Lost comment on the last item of an array
Hello,
<?php
$a = [
1, // Comment 1
2, // Comment 2
];
When parsing the above example, the Comment 2 is lost. I think it is because it would be stored against a potential third item on the array. It would be great if there was a way to recover it.
I know it is lost because I have done a dump of the serialization of the parsed statements, and it is not there.
This is the json dump, if it helps:
[
{
"nodeType": "Expr_Assign",
"var": {
"nodeType": "Expr_Variable",
"name": "a",
"attributes": {
"startLine": 3,
"endLine": 3
}
},
"expr": {
"nodeType": "Expr_Array",
"items": [
{
"nodeType": "Expr_ArrayItem",
"key": null,
"value": {
"nodeType": "Scalar_LNumber",
"value": 1,
"attributes": {
"startLine": 4,
"endLine": 4,
"kind": 10
}
},
"byRef": false,
"attributes": {
"startLine": 4,
"endLine": 4
}
},
{
"nodeType": "Expr_ArrayItem",
"key": null,
"value": {
"nodeType": "Scalar_LNumber",
"value": 2,
"attributes": {
"startLine": 5,
"comments": [
{
"nodeType": "Comment",
"text": "\/\/ Comment 1\n",
"line": 4,
"filePos": 21
}
],
"endLine": 5,
"kind": 10
}
},
"byRef": false,
"attributes": {
"startLine": 5,
"comments": [
{
"nodeType": "Comment",
"text": "\/\/ Comment 1\n",
"line": 4,
"filePos": 21
}
],
"endLine": 5
}
}
],
"attributes": {
"startLine": 3,
"endLine": 6,
"kind": 2
}
},
"attributes": {
"startLine": 3,
"endLine": 6
}
}
]
Thanks for your great work.
When parsing the above example, the Comment 2 is lost. I think it is because it would be stored against a potential third item on the array. It would be great if there was a way to recover it.

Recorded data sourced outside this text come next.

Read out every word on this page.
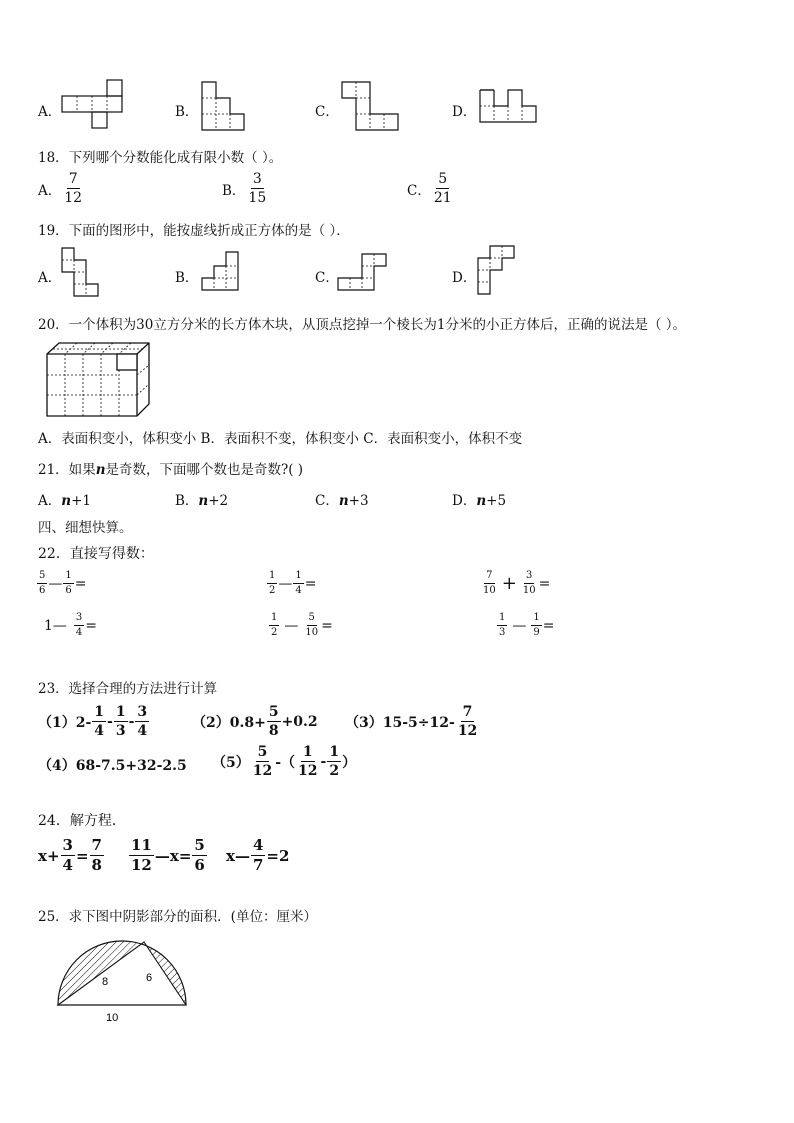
A．	B．	C．	D．
18．下列哪个分数能化成有限小数（ ）。
A． $\frac{7}{12}$	B． $\frac{3}{15}$	C． $\frac{5}{21}$
19．下面的图形中，能按虚线折成正方体的是（ ）．
A．	B．	C．	D．
20．一个体积为30立方分米的长方体木块，从顶点挖掉一个棱长为1分米的小正方体后，正确的说法是（ ）。
A．表面积变小，体积变小 B．表面积不变，体积变小 C．表面积变小，体积不变
21．如果n是奇数，下面哪个数也是奇数?( )
A．n+1	B．n+2	C．n+3	D．n+5
四、细想快算。
22．直接写得数：
$\frac{5}{6}$ — $\frac{1}{6}$ =	$\frac{1}{2}$ — $\frac{1}{4}$ =	$\frac{7}{10} + \frac{3}{10}$ =
1— $\frac{3}{4}$ =	$\frac{1}{2}$ — $\frac{5}{10}$ =	$\frac{1}{3}$ — $\frac{1}{9}$ =
23．选择合理的方法进行计算
$(1)2- \frac{1}{4} - \frac{1}{3} - \frac{3}{4}$	$(2)0.8+ \frac{5}{8} +0.2$ $(3)15-5\div 12- \frac{7}{12}$
（4）68-7.5+32-2.5 $(5) \frac{5}{12}$ -（ $\frac{1}{12} - \frac{1}{2}$ ）
24．解方程．
$x+ \frac{3}{4} = \frac{7}{8} \frac{11}{12}$ —x= $\frac{5}{6}$ x— $\frac{4}{7} =2$
25．求下图中阴影部分的面积．(单位：厘米）
8	6
10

This is indeed the case. PHP-Parser always associates comments with the following node -- if there is no following node, they are lost.
However, there is a way to manually retrieve such comments with a bit of extra work. You need to enable token positions as described in the lexer docs and obtain the tokens with a $lexer->getTokens() call.
Then you should be able to retrieve trailing comments like these using something like the following code:
function getTrailingComment(array $tokens, Node $node) {
assert($node->hasAttribute('endTokenPos'));
$pos = $node->getAttribute('endTokenPos');
$endLine = $node->getAttribute('endLine');
for (; $pos < count($tokens); ++$pos) {
if (!is_array($tokens[$pos])) continue;
list($type, $content, $line) = $tokens[$pos];
if ($line > $endLine) break;
if ($type === T_COMMENT || $type === T_DOC_COMMENT) {
return $content;
}
}
return null;
}
This code will return the first comment after the node that is still on the same line.
When I was processing line comments, the way they are assigned to the next statement, I thought, isn't the expected way to factor this. Wouldn't it be better if they are a statement/expression on their own?